Building your personal brand: You are how you operate
You’ve heard it before: Financial advice is a relationship business. Your clients aren’t just buying insurance and investments—they’re paying to work with you and access your expertise. Building your personal brand is key to your success. In this article, we’ll highlight 10 principles of creating a personal advice brand.
- Practice what you preach. Have in place all the strategies and plans that you recommend for clients—including a budget, proper insurance, a superannuation strategy and estate planning. You can't be a credible adviser otherwise.
- You can segment clients and treat everyone personally. Sure, there are efficiencies to be gained by having a standard offering, but how you interact with a client is something personal. Don't try a one-size-fits-all with your clients, it's not what they are paying you for.
- Map out the optimal client service experience. One of the good things to come out of the Future of Financial Advice (FOFA) is that it encourages an active, ongoing relationship with your clients if you are charging them. Servicing clients can be challenging, but keeping interactions personal is critical. What does the optimal client service experience entail? How do you create a longer-term plan for service and discussing key elements of their personal plan (e.g. retirement, estate planning, insurance, etc.) over time?
- Create a clear approach to fees. Your advice is valuable. Historically, advisers could hide behind inbuilt product commissions or even dial up fees a little if they thought the client would bear it. Those days are no more. On the flip side, some advisers have difficulty in understanding the true cost of running their business. Until advisers believe in the value they provide, they will always struggle to look a client in the eye and defend their fees. Have confidence that what you do can help your clients save money, time and provide peace of mind.

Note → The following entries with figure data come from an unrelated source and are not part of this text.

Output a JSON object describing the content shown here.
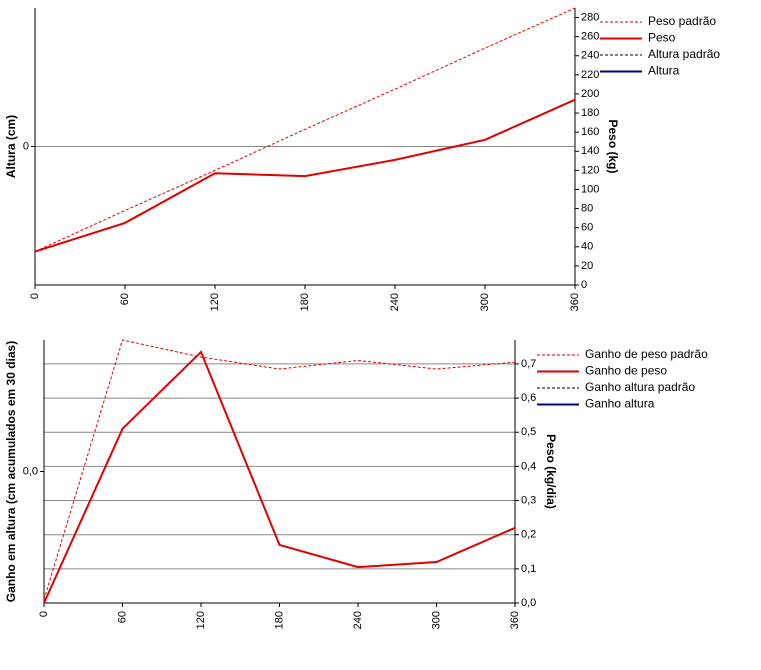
{
  "chart_data": [
    {
      "type": "line",
      "ylabel": "Altura (cm)",
      "y2label": "Peso (kg)",
      "x": [
        0,
        60,
        120,
        180,
        240,
        300,
        360
      ],
      "xlim": [
        0,
        360
      ],
      "xticks": [
        0,
        60,
        120,
        180,
        240,
        300,
        360
      ],
      "ylim": [
        -1,
        1
      ],
      "yticks": [
        0
      ],
      "y2lim": [
        0,
        290
      ],
      "y2ticks": [
        0,
        20,
        40,
        60,
        80,
        100,
        120,
        140,
        160,
        180,
        200,
        220,
        240,
        260,
        280
      ],
      "grid": "y",
      "legend": "right",
      "series": [
        {
          "name": "Peso padrão",
          "color": "#e00000",
          "style": "dashed",
          "axis": "y2",
          "values": [
            35,
            78,
            120,
            163,
            205,
            248,
            290
          ]
        },
        {
          "name": "Peso",
          "color": "#e00000",
          "style": "solid",
          "axis": "y2",
          "values": [
            35,
            65,
            117,
            114,
            131,
            152,
            194
          ]
        },
        {
          "name": "Altura padrão",
          "color": "#000000",
          "style": "dashed",
          "axis": "y",
          "values": [
            null,
            null,
            null,
            null,
            null,
            null,
            null
          ]
        },
        {
          "name": "Altura",
          "color": "#000080",
          "style": "solid",
          "axis": "y",
          "values": [
            null,
            null,
            null,
            null,
            null,
            null,
            null
          ]
        }
      ]
    },
    {
      "type": "line",
      "ylabel": "Ganho em altura (cm acumulados em 30 dias)",
      "y2label": "Peso (kg/dia)",
      "x": [
        0,
        60,
        120,
        180,
        240,
        300,
        360
      ],
      "xlim": [
        0,
        360
      ],
      "xticks": [
        0,
        60,
        120,
        180,
        240,
        300,
        360
      ],
      "ylim": [
        -1,
        1
      ],
      "yticks": [
        {
          "value": 0,
          "label": "0,0"
        }
      ],
      "y2lim": [
        0,
        0.77
      ],
      "y2ticks": [
        {
          "value": 0,
          "label": "0,0"
        },
        {
          "value": 0.1,
          "label": "0,1"
        },
        {
          "value": 0.2,
          "label": "0,2"
        },
        {
          "value": 0.3,
          "label": "0,3"
        },
        {
          "value": 0.4,
          "label": "0,4"
        },
        {
          "value": 0.5,
          "label": "0,5"
        },
        {
          "value": 0.6,
          "label": "0,6"
        },
        {
          "value": 0.7,
          "label": "0,7"
        }
      ],
      "grid": "y2",
      "legend": "right",
      "series": [
        {
          "name": "Ganho de peso padrão",
          "color": "#e00000",
          "style": "dashed",
          "axis": "y2",
          "values": [
            0.01,
            0.77,
            0.72,
            0.685,
            0.71,
            0.685,
            0.705
          ]
        },
        {
          "name": "Ganho de peso",
          "color": "#e00000",
          "style": "solid",
          "axis": "y2",
          "values": [
            0,
            0.51,
            0.735,
            0.17,
            0.105,
            0.12,
            0.22
          ]
        },
        {
          "name": "Ganho altura padrão",
          "color": "#000000",
          "style": "dashed",
          "axis": "y",
          "values": [
            null,
            null,
            null,
            null,
            null,
            null,
            null
          ]
        },
        {
          "name": "Ganho altura",
          "color": "#000080",
          "style": "solid",
          "axis": "y",
          "values": [
            null,
            null,
            null,
            null,
            null,
            null,
            null
          ]
        }
      ]
    }
  ]
}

- Document your advice. Use a well laid out, short Statement of Advice (SoA) that says what the current situation is, what you are recommending and why. Clients who are teachers or engineers may read your entire SoA, but most of your clients will not. Spend more time working on your executive summary so that it really talks to the client, demonstrates that you understand them and will help them reach their goals. Diagrams can really help here too.

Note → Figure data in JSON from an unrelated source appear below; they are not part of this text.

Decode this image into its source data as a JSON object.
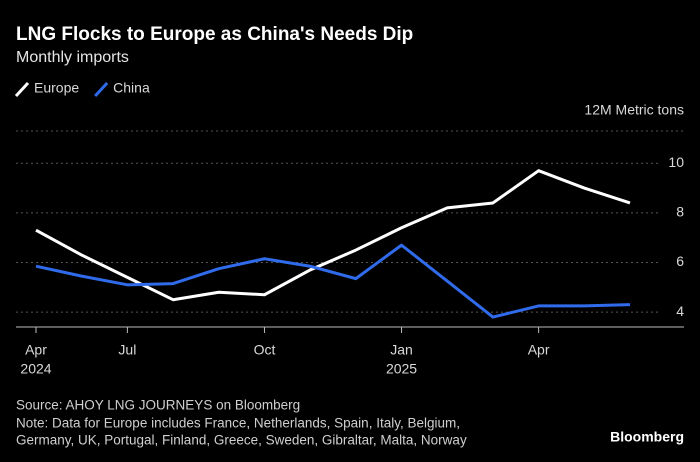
{
  "chart_data": {
    "type": "line",
    "title": "LNG Flocks to Europe as China's Needs Dip",
    "subtitle": "Monthly imports",
    "y_axis_label": "12M Metric tons",
    "x": [
      0,
      1,
      2,
      3,
      4,
      5,
      6,
      7,
      8,
      9,
      10,
      11,
      12,
      13
    ],
    "series": [
      {
        "name": "Europe",
        "color": "#ffffff",
        "values": [
          7.3,
          6.3,
          5.4,
          4.5,
          4.8,
          4.7,
          5.7,
          6.5,
          7.4,
          8.2,
          8.4,
          9.7,
          9.0,
          8.4
        ]
      },
      {
        "name": "China",
        "color": "#2f6bea",
        "values": [
          5.85,
          5.45,
          5.1,
          5.15,
          5.75,
          6.15,
          5.85,
          5.35,
          6.7,
          5.25,
          3.8,
          4.25,
          4.25,
          4.3
        ]
      }
    ],
    "xlim": [
      0,
      13
    ],
    "xticks": [
      {
        "value": 0,
        "label": "Apr"
      },
      {
        "value": 2,
        "label": "Jul"
      },
      {
        "value": 5,
        "label": "Oct"
      },
      {
        "value": 8,
        "label": "Jan"
      },
      {
        "value": 11,
        "label": "Apr"
      }
    ],
    "x_year_labels": [
      {
        "value": 0,
        "label": "2024"
      },
      {
        "value": 8,
        "label": "2025"
      }
    ],
    "ylim": [
      3.4,
      11.3
    ],
    "yticks": [
      4,
      6,
      8,
      10
    ],
    "grid": true,
    "legend": "top-left",
    "source": "Source: AHOY LNG JOURNEYS on Bloomberg",
    "note": [
      "Note: Data for Europe includes France, Netherlands, Spain, Italy, Belgium,",
      "Germany, UK, Portugal, Finland, Greece, Sweden, Gibraltar, Malta, Norway"
    ],
    "brand": "Bloomberg"
  }
}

- Use file notes effectively to build and maintain great relationships. They need to be comprehensive and not just cover what was said and agreed on, but also talk about feelings, levels of understanding, options that were dismissed and other concerns that the client had.

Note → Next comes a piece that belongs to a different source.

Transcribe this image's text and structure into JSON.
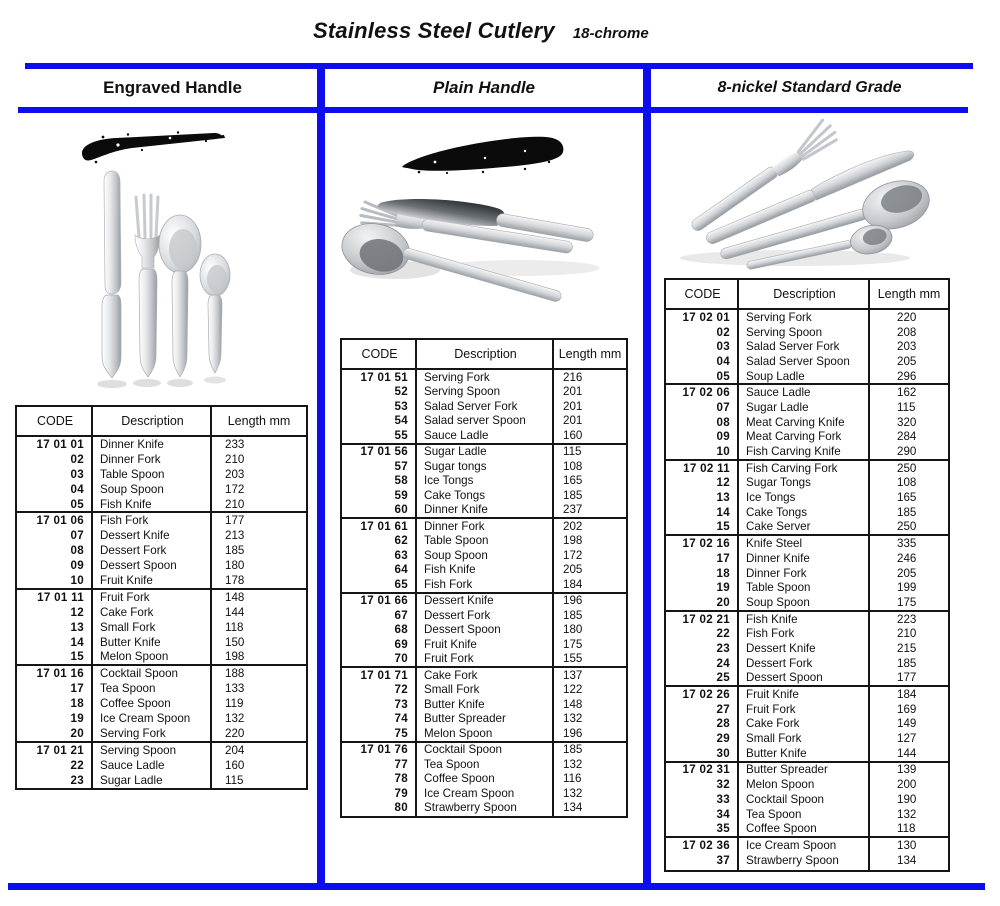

File notes are also a benefit if complaints are made. You are able to draw from the notes to understand the client's position and handle the matter professionally. You can almost always turn these situations around into positive experiences. Have someone talk with the client immediately. Be empathetic. Ask the client what they would like as a desired outcome. Be communicative and honest.
- Recognise paraplanners as key members of your team. You may have seen two types of paraplanners in your career as an adviser. There are some who act upon your instructions and go through a mechanical process to deliver you a compliance piece of advice. Then there are paraplanners who consider your strategy, push back if they disagree with you and even suggest alternatives. These are the paraplanners you want.
- Understand that a great team is critical to your success. The jury is out on whether you really need the brightest and the best, but you certainly need them all pointed in the same direction. It helps to have your goals and values in writing but words are meaningless if you don't live up to them.
- Consider ‘hunter and farmer’ adviser roles if your business has scale. Some advisers are naturally pre-disposed to looking for new business, others are better at nurturing existing business. When scale permits, it's worth playing to your team’s strengths.
- Specialise if possible. While Australia’s population isn't large by world standards, it’s amazing that more advisers don't specialise and reap the rewards of knowing a type of client deeply, rather than trying to be a jack of all trades. Consumers are getting more financially literate all the time. Many clients want an adviser who understands their unique needs, and not struggling to stay abreast of everything from Centrelink to SMSF regulations.
For example, risk advice is complex enough to warrant specialist support. Knowing how to structure buy/sell agreements and staying across the myriad of policies, analysing the 'right to claim' is hard work. If your business can support a specialist risk adviser, consider one.
Take action: Write down beliefs key to your brand
Spend time considering ‘best practice’ adviser and team behaviours, fees, documentation and client segmentation to draft your own brand elements—which may incorporate some of the elements above or your own unique points of differentiation.
Then, think about your next steps:
- Do you need to gather input from your manager, your team or your clients?
- Would you share the ‘finished’ written version of these principles with them?
- When will you re-visit it for updates?
- How will these brand elements affect your practical, everyday habits?
- How will you measure success?
Developing elements of your personal brand, documenting them and putting them into practice can help you stand out from competitors. When you’re clear about what you believe and what you stand for, it can also help you attract the right clients and develop a strong team.